Photography Pioneer Eadweard J. Muybridge Gets Google Doodle

Muybridge

Google's Monday homepage doodle pays homage to Eadweard J. Muybridge, an English photographer who successfully used multiple cameras to make it appear as though images were moving.

As Oxford University Press noted, "his work has been described as the inspiration behind the invention of the motion picture."

The doodle, which celebrates Muybridge's 182nd birthday, has an interactive component. Click the "play" button and watch the image of a man riding a horse slowly roll to the left until it looks as though the horse is galloping across the page.

Horses played a pivotal role in Muybridge's career. His 1868 book, Scenery of the Yosemite Valley, caught the eye of former California governor Ieland Stanford, who commissioned Muybridge in 1872 to photograph his horse. Stanford apparently believed that at some point, a horse has all four feet off the ground during a trot. Muybridge's work successfully proved this point a year later, "at least to Stanford's satisfaction," Oxford noted.

Eadweard J. Muybridge

Interestingly, "work was interrupted by a dramatic crisis when Muybridge, tried for killing his wife's lover and acquitted," according to Oxford. He took a sabbatical to Central America, but returned to the trotting horse issues in 1877.

Muybridge used his images of Stanford's horse, as well as a self-designed shutter that captured images at one-thousandth of a second, to produce an image of the horse in "arrested motion." Over the next few years, he used 12 and then 24 cameras with electromagnetic shutters to produce his "moving" images.
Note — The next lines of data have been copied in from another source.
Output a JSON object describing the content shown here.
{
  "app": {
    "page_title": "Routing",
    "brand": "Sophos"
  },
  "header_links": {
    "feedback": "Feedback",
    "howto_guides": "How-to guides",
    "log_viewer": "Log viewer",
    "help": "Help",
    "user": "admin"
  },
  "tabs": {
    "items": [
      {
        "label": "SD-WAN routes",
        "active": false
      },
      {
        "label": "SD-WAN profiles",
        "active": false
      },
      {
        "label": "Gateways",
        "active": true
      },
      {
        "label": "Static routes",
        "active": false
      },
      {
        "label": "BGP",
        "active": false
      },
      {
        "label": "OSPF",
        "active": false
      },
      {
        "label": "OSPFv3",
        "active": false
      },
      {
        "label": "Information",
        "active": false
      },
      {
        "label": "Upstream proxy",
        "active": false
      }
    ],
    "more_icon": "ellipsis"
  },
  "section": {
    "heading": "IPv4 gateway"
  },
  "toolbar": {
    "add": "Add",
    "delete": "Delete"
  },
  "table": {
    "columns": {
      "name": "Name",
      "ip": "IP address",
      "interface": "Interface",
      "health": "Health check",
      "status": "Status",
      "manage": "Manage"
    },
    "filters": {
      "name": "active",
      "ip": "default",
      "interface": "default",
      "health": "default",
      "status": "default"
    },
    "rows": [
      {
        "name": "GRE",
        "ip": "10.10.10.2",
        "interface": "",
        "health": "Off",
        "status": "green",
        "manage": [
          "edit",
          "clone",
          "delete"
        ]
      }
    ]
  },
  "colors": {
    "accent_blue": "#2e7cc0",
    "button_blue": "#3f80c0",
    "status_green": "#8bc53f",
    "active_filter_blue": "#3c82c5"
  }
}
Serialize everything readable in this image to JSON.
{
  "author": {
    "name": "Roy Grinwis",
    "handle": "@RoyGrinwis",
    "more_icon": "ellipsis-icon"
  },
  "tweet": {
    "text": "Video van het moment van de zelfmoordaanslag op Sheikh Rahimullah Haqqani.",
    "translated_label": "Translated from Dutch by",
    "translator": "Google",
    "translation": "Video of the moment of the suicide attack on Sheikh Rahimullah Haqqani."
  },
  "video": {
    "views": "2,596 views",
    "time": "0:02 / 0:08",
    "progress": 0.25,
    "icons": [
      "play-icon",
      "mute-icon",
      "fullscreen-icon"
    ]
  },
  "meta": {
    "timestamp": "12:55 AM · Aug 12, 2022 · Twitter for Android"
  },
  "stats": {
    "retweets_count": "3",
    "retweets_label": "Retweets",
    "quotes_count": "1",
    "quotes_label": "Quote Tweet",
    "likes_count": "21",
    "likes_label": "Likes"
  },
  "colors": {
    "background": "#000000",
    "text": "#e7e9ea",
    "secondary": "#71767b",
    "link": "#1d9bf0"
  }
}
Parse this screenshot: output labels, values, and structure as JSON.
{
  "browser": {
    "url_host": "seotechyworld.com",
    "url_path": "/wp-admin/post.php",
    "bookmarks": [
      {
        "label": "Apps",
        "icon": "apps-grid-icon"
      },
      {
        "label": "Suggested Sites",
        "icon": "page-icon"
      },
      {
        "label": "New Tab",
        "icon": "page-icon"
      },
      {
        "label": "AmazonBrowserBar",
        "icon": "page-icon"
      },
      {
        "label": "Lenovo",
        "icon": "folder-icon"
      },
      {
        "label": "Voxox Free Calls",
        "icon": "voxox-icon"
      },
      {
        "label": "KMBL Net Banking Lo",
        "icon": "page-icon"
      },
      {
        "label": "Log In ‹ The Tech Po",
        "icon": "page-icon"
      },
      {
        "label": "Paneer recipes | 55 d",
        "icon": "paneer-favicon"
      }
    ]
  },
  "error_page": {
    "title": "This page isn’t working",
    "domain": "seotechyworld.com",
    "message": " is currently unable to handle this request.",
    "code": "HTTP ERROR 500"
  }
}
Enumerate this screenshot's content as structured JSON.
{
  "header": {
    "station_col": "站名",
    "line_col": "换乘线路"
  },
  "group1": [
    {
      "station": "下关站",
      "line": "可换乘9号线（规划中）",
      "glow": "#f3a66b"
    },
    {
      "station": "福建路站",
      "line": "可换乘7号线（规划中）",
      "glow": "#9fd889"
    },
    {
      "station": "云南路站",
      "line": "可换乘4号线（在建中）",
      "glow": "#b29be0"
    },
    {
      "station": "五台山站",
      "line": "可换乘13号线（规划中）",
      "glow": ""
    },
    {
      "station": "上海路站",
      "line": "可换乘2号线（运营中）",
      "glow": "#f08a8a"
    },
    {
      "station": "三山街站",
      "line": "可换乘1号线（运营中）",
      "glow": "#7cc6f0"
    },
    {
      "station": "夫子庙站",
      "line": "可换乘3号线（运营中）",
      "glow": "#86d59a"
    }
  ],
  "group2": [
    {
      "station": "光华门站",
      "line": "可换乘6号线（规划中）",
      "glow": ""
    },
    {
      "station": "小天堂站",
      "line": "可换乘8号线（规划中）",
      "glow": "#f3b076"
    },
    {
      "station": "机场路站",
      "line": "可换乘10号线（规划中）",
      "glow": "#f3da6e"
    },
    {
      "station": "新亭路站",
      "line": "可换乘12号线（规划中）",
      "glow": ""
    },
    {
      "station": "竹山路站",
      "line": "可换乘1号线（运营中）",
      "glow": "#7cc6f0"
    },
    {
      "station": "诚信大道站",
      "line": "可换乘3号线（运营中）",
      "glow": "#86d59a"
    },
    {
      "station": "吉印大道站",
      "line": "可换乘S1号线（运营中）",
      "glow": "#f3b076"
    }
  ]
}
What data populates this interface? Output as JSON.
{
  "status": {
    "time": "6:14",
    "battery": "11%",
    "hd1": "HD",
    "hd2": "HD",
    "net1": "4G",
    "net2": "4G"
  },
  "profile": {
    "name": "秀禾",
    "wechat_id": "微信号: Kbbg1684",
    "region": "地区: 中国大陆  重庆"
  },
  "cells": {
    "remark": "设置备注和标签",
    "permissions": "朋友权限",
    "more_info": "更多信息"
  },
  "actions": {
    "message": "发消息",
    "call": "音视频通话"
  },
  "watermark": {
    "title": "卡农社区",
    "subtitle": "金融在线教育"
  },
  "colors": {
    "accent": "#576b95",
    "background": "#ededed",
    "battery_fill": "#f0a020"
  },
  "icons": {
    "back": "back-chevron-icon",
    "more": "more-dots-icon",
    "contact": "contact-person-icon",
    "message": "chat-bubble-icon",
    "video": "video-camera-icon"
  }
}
He toured Europe and later landed at the University of Pennsylvania, where he took thousands of photos for his well-known publication, Animal Locomotion. "This 11-volume work had a tremendous impact, not least on artists, who were forced to reassess completely the manner in which they depicted animal movement," Oxford said.

Muybridge died in 1904 in Kingston-on-Thames in Great Britain.

For more on Google's doodles, meanwhile, see the slideshow below. Recently, the company honored origami legend Akira Yoshizawa and German Architect Ludwig Mies van der Rohe. One of the company's more popular doodles last year was a playable image in honor of musician Les Paul, which eventually got its own standalone site. The company has also honored Gumby creator Art Clokey, Muppets creator Jim Henson, Queen frontman Freddie Mercury, and Intel co-founder Robert Noyce.

In 2011, it was revealed that Google obtained a patent for its popular homepage doodles, covering "systems and methods for enticing users to access a Web site." Not everyone is charmed. PCMag's Jamie Lendino recently implored: Enough With the Google Doodles.